Not only do we found ourselves in a world where not everyone is as they seem or who you can trust but it is also a world where  the Visitors have been here for years, infiltrating our businesses, government, religion and military, their goal to cause widespread instability through unnecessary wars (sound familiar) and economic meltdown. It’s these deft attentions to detail that make this world and possibility all the more believable and is one of the shows strongest plus points and permeates the entire programme with a sense of unease..

Now, in a world when we need them most, they have decided to reveal themselves as they quite literally circle us like vultures do their prey. Like the original we, the viewer, discover the Visitors greatest secret, that they are reptilians in disguise. This creates one of the opening episodes stand out moments and even though it is an idea replicated from the original it is still very effective in its delivery.

The programme also retains many of the Nazi Germany parallels that the original had, this time with Hitler Youth undertones,luring in the lead characters son, and the controlling of all propaganda so they can not be seen in a negative light.

Excellent additions that help add extra dimensions include a distrusting priest who now has a full church thanks to the fear the new visitors have brought and although the Vatican has explained the appearance away that we are all God’s creatures, even aliens, the priest asserts he still wouldn’t trust a rattlesnake.

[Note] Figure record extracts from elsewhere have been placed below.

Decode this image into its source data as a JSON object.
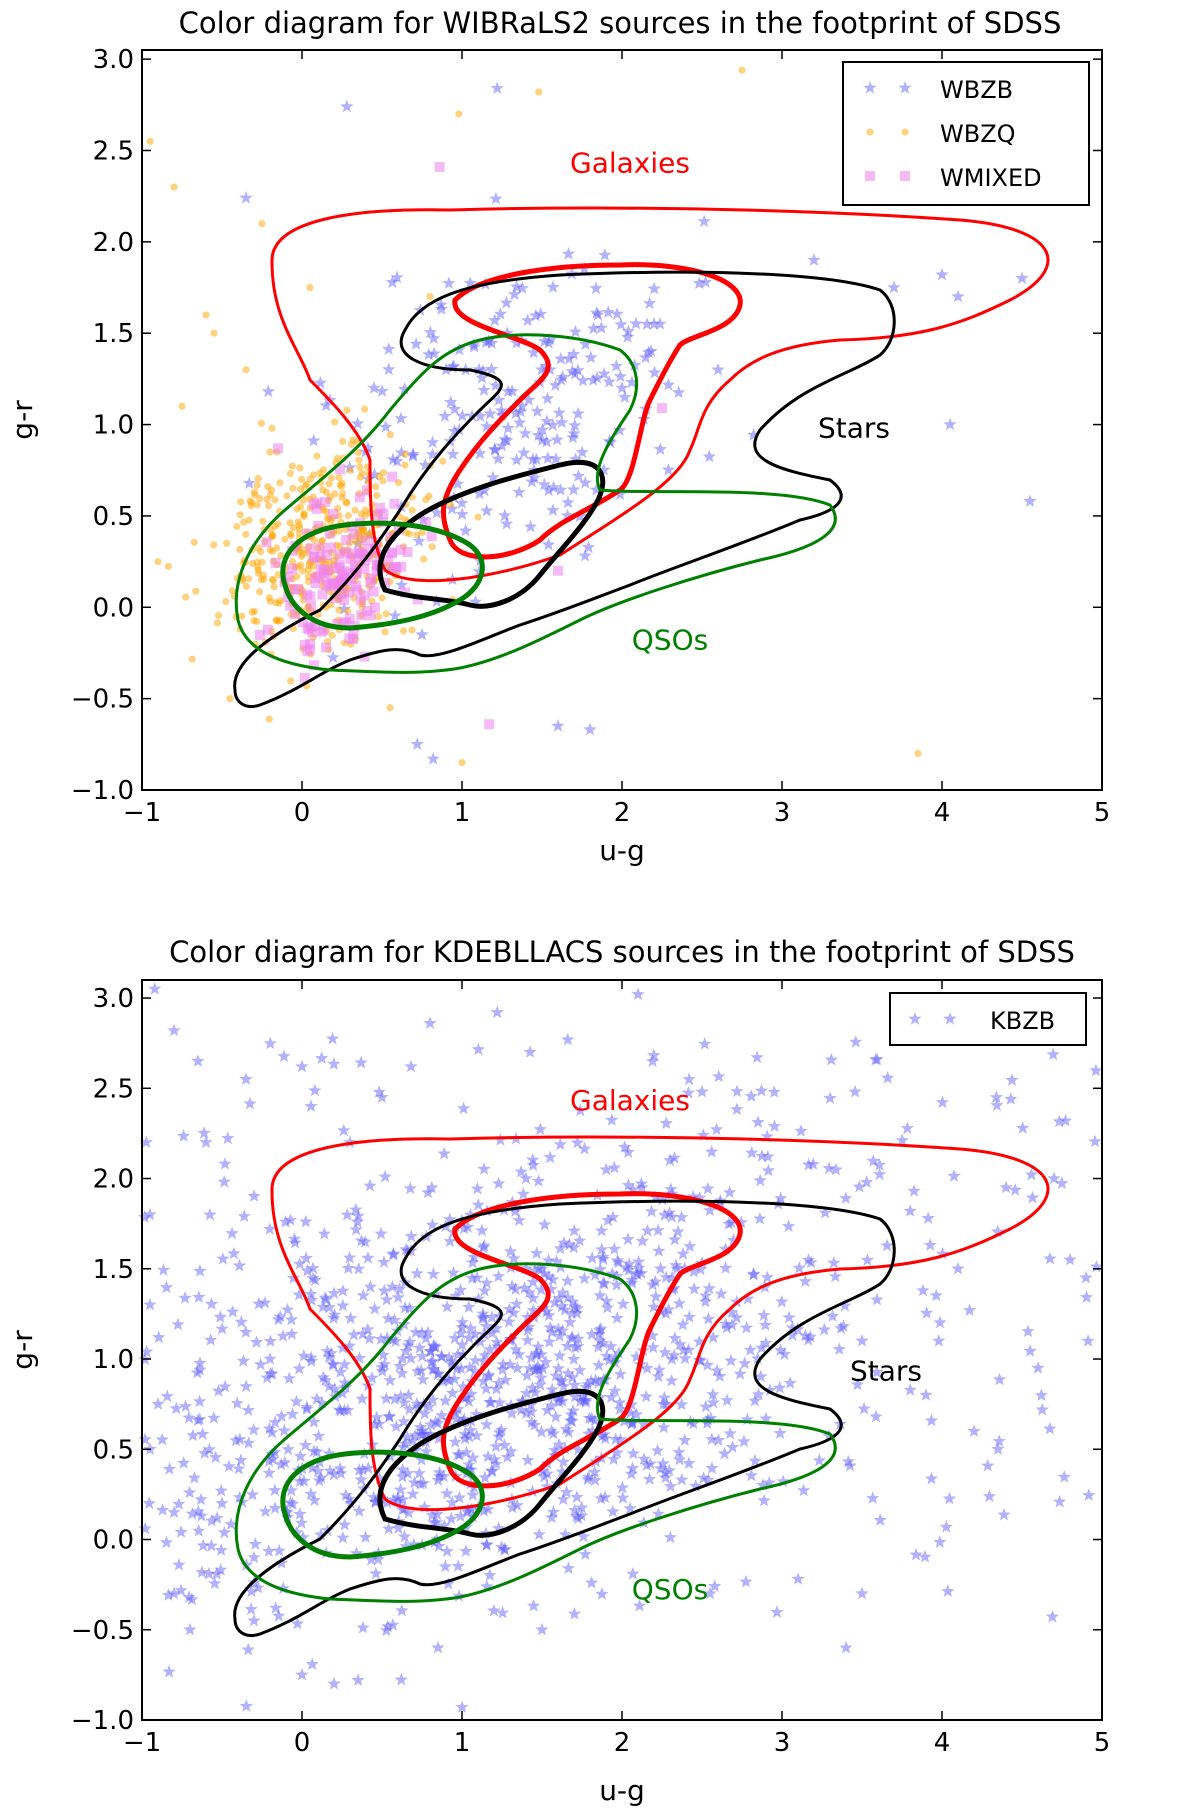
{
  "chart_data": [
    {
      "type": "scatter",
      "title": "Color diagram for WIBRaLS2 sources in the footprint of SDSS",
      "xlabel": "u-g",
      "ylabel": "g-r",
      "xlim": [
        -1,
        5
      ],
      "ylim": [
        -1.0,
        3.05
      ],
      "xticks": [
        "−1",
        "0",
        "1",
        "2",
        "3",
        "4",
        "5"
      ],
      "yticks": [
        "−1.0",
        "−0.5",
        "0.0",
        "0.5",
        "1.0",
        "1.5",
        "2.0",
        "2.5",
        "3.0"
      ],
      "legend": {
        "placement": "top-right",
        "entries": [
          "WBZB",
          "WBZQ",
          "WMIXED"
        ]
      },
      "grid": false,
      "region_labels": [
        {
          "text": "Galaxies",
          "x": 2.05,
          "y": 2.38,
          "color": "#ff0000"
        },
        {
          "text": "Stars",
          "x": 3.45,
          "y": 0.93,
          "color": "#000000"
        },
        {
          "text": "QSOs",
          "x": 2.3,
          "y": -0.23,
          "color": "#008000"
        }
      ],
      "series": [
        {
          "name": "WBZB",
          "marker": "star",
          "color": "#5555ff",
          "points": [
            [
              1.22,
              2.84
            ],
            [
              0.28,
              2.74
            ],
            [
              -0.35,
              2.24
            ],
            [
              0.82,
              -0.83
            ],
            [
              1.6,
              -0.65
            ],
            [
              1.8,
              -0.67
            ],
            [
              0.72,
              -0.75
            ],
            [
              4.55,
              0.58
            ],
            [
              4.05,
              1.0
            ],
            [
              4.0,
              1.82
            ],
            [
              4.5,
              1.8
            ],
            [
              4.1,
              1.7
            ],
            [
              3.7,
              1.75
            ],
            [
              2.2,
              1.55
            ],
            [
              2.6,
              1.3
            ],
            [
              3.2,
              1.9
            ],
            [
              0.95,
              0.6
            ],
            [
              1.45,
              0.75
            ],
            [
              1.7,
              0.95
            ],
            [
              1.25,
              1.05
            ],
            [
              0.55,
              0.2
            ],
            [
              0.75,
              -0.15
            ],
            [
              1.15,
              1.45
            ],
            [
              1.55,
              1.3
            ],
            [
              2.0,
              1.2
            ],
            [
              0.45,
              1.2
            ],
            [
              0.35,
              0.35
            ],
            [
              0.62,
              0.55
            ],
            [
              0.9,
              1.3
            ],
            [
              1.85,
              1.6
            ]
          ],
          "cluster": {
            "cx": 1.35,
            "cy": 1.1,
            "sx": 0.55,
            "sy": 0.45,
            "n": 230
          }
        },
        {
          "name": "WBZQ",
          "marker": "circle",
          "color": "#ffa500",
          "points": [
            [
              2.75,
              2.94
            ],
            [
              1.48,
              2.82
            ],
            [
              0.98,
              2.7
            ],
            [
              -0.8,
              2.3
            ],
            [
              -0.95,
              2.55
            ],
            [
              -0.25,
              2.1
            ],
            [
              -0.55,
              1.5
            ],
            [
              -0.9,
              0.25
            ],
            [
              -0.45,
              -0.5
            ],
            [
              0.55,
              -0.55
            ],
            [
              3.85,
              -0.8
            ],
            [
              1.0,
              -0.85
            ],
            [
              -0.75,
              1.1
            ],
            [
              -0.35,
              1.3
            ],
            [
              0.05,
              1.75
            ],
            [
              -0.6,
              1.6
            ],
            [
              0.25,
              0.6
            ],
            [
              0.8,
              1.7
            ],
            [
              -0.2,
              0.85
            ],
            [
              0.15,
              0.0
            ]
          ],
          "cluster": {
            "cx": 0.1,
            "cy": 0.3,
            "sx": 0.3,
            "sy": 0.25,
            "n": 420
          }
        },
        {
          "name": "WMIXED",
          "marker": "square",
          "color": "#ee82ee",
          "points": [
            [
              0.86,
              2.41
            ],
            [
              1.17,
              -0.64
            ],
            [
              -0.15,
              0.87
            ],
            [
              2.25,
              1.09
            ],
            [
              1.6,
              0.2
            ],
            [
              0.05,
              -0.23
            ],
            [
              0.15,
              -0.22
            ],
            [
              0.05,
              -0.2
            ]
          ],
          "cluster": {
            "cx": 0.3,
            "cy": 0.2,
            "sx": 0.2,
            "sy": 0.15,
            "n": 150
          }
        }
      ]
    },
    {
      "type": "scatter",
      "title": "Color diagram for KDEBLLACS sources in the footprint of SDSS",
      "xlabel": "u-g",
      "ylabel": "g-r",
      "xlim": [
        -1,
        5
      ],
      "ylim": [
        -1.0,
        3.1
      ],
      "xticks": [
        "−1",
        "0",
        "1",
        "2",
        "3",
        "4",
        "5"
      ],
      "yticks": [
        "−1.0",
        "−0.5",
        "0.0",
        "0.5",
        "1.0",
        "1.5",
        "2.0",
        "2.5",
        "3.0"
      ],
      "legend": {
        "placement": "top-right",
        "entries": [
          "KBZB"
        ]
      },
      "grid": false,
      "region_labels": [
        {
          "text": "Galaxies",
          "x": 2.05,
          "y": 2.38,
          "color": "#ff0000"
        },
        {
          "text": "Stars",
          "x": 3.65,
          "y": 0.88,
          "color": "#000000"
        },
        {
          "text": "QSOs",
          "x": 2.3,
          "y": -0.33,
          "color": "#008000"
        }
      ],
      "series": [
        {
          "name": "KBZB",
          "marker": "star",
          "color": "#5555ff",
          "points": [
            [
              2.1,
              3.02
            ],
            [
              -0.92,
              3.05
            ],
            [
              -0.8,
              2.82
            ],
            [
              0.8,
              2.86
            ],
            [
              1.22,
              2.92
            ],
            [
              -0.65,
              2.65
            ],
            [
              -0.35,
              2.55
            ],
            [
              0.0,
              2.62
            ],
            [
              0.5,
              2.45
            ],
            [
              4.8,
              1.55
            ],
            [
              4.9,
              1.45
            ],
            [
              4.6,
              0.95
            ],
            [
              3.9,
              0.8
            ],
            [
              4.2,
              0.6
            ],
            [
              4.35,
              0.5
            ],
            [
              3.5,
              -0.3
            ],
            [
              3.4,
              -0.6
            ],
            [
              0.85,
              -0.6
            ],
            [
              1.0,
              -0.93
            ],
            [
              0.2,
              -0.8
            ],
            [
              0.35,
              -0.78
            ],
            [
              -0.3,
              -0.45
            ],
            [
              -0.8,
              0.15
            ],
            [
              -0.9,
              0.75
            ],
            [
              -0.95,
              1.3
            ],
            [
              -0.95,
              1.8
            ],
            [
              -0.6,
              2.2
            ],
            [
              0.0,
              -0.75
            ],
            [
              1.5,
              -0.5
            ],
            [
              2.55,
              -0.3
            ],
            [
              4.4,
              1.95
            ],
            [
              4.7,
              2.0
            ],
            [
              4.1,
              1.5
            ],
            [
              3.5,
              1.1
            ],
            [
              -0.95,
              0.5
            ],
            [
              -0.8,
              -0.3
            ],
            [
              2.3,
              2.1
            ],
            [
              2.5,
              2.48
            ],
            [
              1.4,
              2.0
            ],
            [
              0.3,
              2.2
            ],
            [
              -0.2,
              1.0
            ],
            [
              -0.5,
              0.2
            ],
            [
              -0.3,
              -0.1
            ],
            [
              -0.7,
              -0.5
            ]
          ],
          "cluster": {
            "cx": 1.2,
            "cy": 0.9,
            "sx": 1.1,
            "sy": 0.6,
            "n": 1050
          },
          "background": {
            "n": 190
          }
        }
      ]
    }
  ]
}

My other favourite addition is one of the Visitor’s weapons, a flying ball of sorts that is part smart bullet from Tom Selleck fave, Runaway, and the flying sphere from Phantasm. It’s deadly but more importantly it’s also exciting to watch. It’s been used twice in two episodes so to remain effective they’ll hopefully use it sparingly to keep its menace.

With The X-Files, Fox Mulder’s mantra was ‘Trust No One’, now with the advent of V, FBI agent Erica Evans’ is an equally justifiably paranoid. ‘Anyone could be a visitor.’ And that is the beauty of this show, the guessing who we can and can’t trust as we join the gathering resistance on their journey. On one level it may be about an alien invasion but on another it is about who we can and can’t trust. The one thing that is certain is that as the story unfolds and we get to know the main characters, wisely concentrating on a smaller group than seen in the original, there are bound to be a few stings in these lizard’s tails.

 Two episodes in and I’m hooked and I only hope the pace of revelations continues and we don’t get bogged down in the mid-season like many shows do. As long as it keeps dishing out those twists and those surprises then I am there…watching the skies.

Hopefully we’ll get to see the visiting lizards in all green glory towards the end of the season, just a glimpse of them all worshipping or something but not too much to spoil, that would certainly bring me back for season two. Talking of which, one can’t help but wonder what David Icke makes of it all, after all he did once pronounce both the Queen Mother and Burt Bacharach as giant green lizards in disguise!